As you can see from the listing, on January 31, JetBlue has a nice, early flight at 12:48 a.m. —opt for a later one, at 6:35 a.m. Early-riser issues aside, note that you have retained the information in the query output that would have been lost if you had chosen to use a GROUP BY clause again.
This capability alone makes windowing a powerful feature, and there’s more. Along with windowing in the Hive 0.11 release, the community provided some analytics functions that you can use in conjunction with windowing.
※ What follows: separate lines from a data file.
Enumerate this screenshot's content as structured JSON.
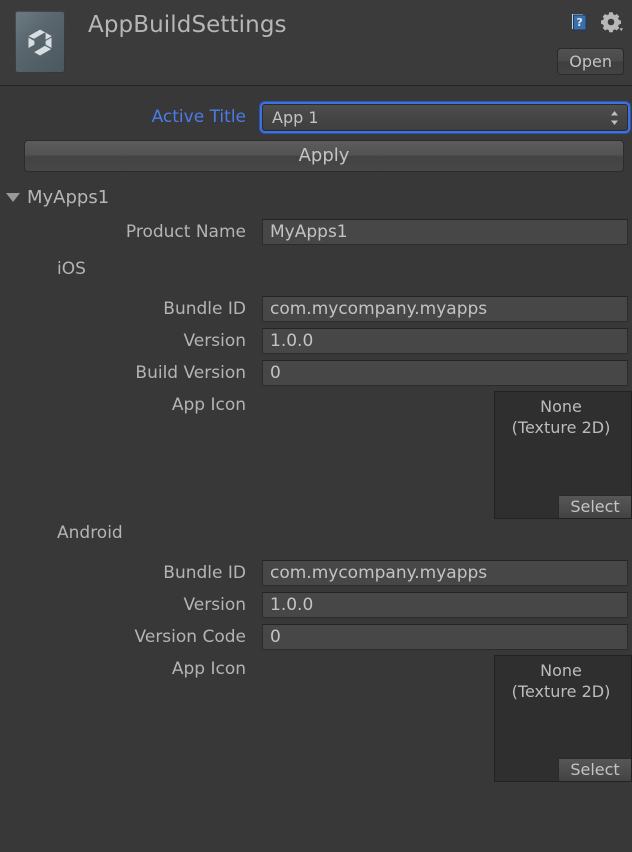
{
  "header": {
    "title": "AppBuildSettings",
    "logo_icon": "unity-logo-icon",
    "help_icon": "help-book-icon",
    "gear_icon": "gear-settings-icon",
    "open_label": "Open"
  },
  "accent_color": "#4a7ce8",
  "background_color": "#383838",
  "active_title": {
    "label": "Active Title",
    "value": "App 1",
    "options": [
      "App 1"
    ]
  },
  "apply_button": {
    "label": "Apply"
  },
  "foldout": {
    "label": "MyApps1",
    "expanded": true,
    "arrow_icon": "triangle-down-icon"
  },
  "product_name": {
    "label": "Product Name",
    "value": "MyApps1"
  },
  "ios": {
    "section_label": "iOS",
    "bundle_id": {
      "label": "Bundle ID",
      "value": "com.mycompany.myapps"
    },
    "version": {
      "label": "Version",
      "value": "1.0.0"
    },
    "build_version": {
      "label": "Build Version",
      "value": "0"
    },
    "app_icon": {
      "label": "App Icon",
      "value_line1": "None",
      "value_line2": "(Texture 2D)",
      "select_label": "Select"
    }
  },
  "android": {
    "section_label": "Android",
    "bundle_id": {
      "label": "Bundle ID",
      "value": "com.mycompany.myapps"
    },
    "version": {
      "label": "Version",
      "value": "1.0.0"
    },
    "version_code": {
      "label": "Version Code",
      "value": "0"
    },
    "app_icon": {
      "label": "App Icon",
      "value_line1": "None",
      "value_line2": "(Texture 2D)",
      "select_label": "Select"
    }
  }
}
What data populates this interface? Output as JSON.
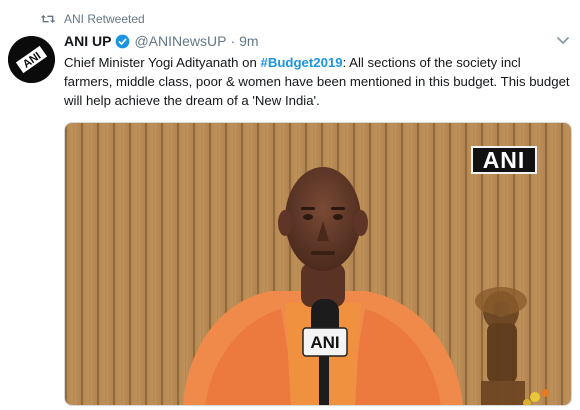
{
  "retweet": {
    "icon": "retweet-icon",
    "label": "ANI Retweeted"
  },
  "tweet": {
    "avatar_text": "ANI",
    "name": "ANI UP",
    "verified_icon": "verified-badge-icon",
    "handle": "@ANINewsUP",
    "separator": "·",
    "time": "9m",
    "text_before": "Chief Minister Yogi Adityanath on ",
    "hashtag": "#Budget2019",
    "text_after": ": All sections of the society incl farmers, middle class, poor & women have been mentioned in this budget. This budget will help achieve the dream of a 'New India'.",
    "menu_icon": "chevron-down-icon"
  },
  "media": {
    "watermark": "ANI",
    "mic_label": "ANI"
  },
  "colors": {
    "accent": "#1b95e0",
    "muted": "#657786",
    "text": "#14171a"
  }
}
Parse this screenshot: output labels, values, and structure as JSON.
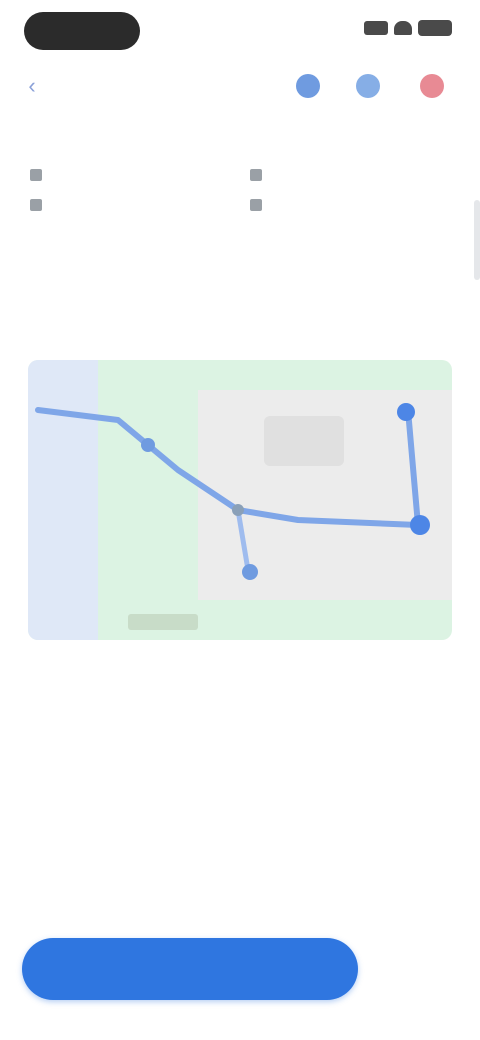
{
  "status": {
    "icons": [
      "signal-icon",
      "wifi-icon",
      "battery-icon"
    ]
  },
  "header": {
    "back_icon": "arrow-left-icon",
    "title": "",
    "actions": [
      "directions-icon",
      "share-icon",
      "save-icon"
    ]
  },
  "overview": {
    "title": "",
    "left_card": [
      "",
      "",
      ""
    ],
    "right_card": [
      "",
      "",
      ""
    ],
    "more_link": ""
  },
  "map_section": {
    "title": "",
    "caption": "",
    "caption_link": ""
  },
  "route": {
    "items": [
      {
        "num": "",
        "name": "",
        "time": ""
      },
      {
        "num": "",
        "name": "",
        "time": ""
      },
      {
        "num": "",
        "name": "",
        "time": ""
      },
      {
        "num": "",
        "name": "",
        "time": ""
      }
    ],
    "more_link": ""
  },
  "actions": {
    "primary_label": "",
    "secondary_label": ""
  },
  "colors": {
    "accent": "#2f76e0",
    "map_green": "#dcf3e3",
    "route_line": "#7fa6e8"
  }
}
Also at your disposal are these functions: RANK, ROW_NUMBER, DENSE_RANK, CUME_DIST, PERCENT_RANK, and NTILE.
Finally, don’t miss the use of JOIN: It’s a real-life, practical example of an inner join in which you join the FlightInfo2008 table with the Carriers table to get the airline name — rather than the cryptic code found in the FlightInfo2008 table.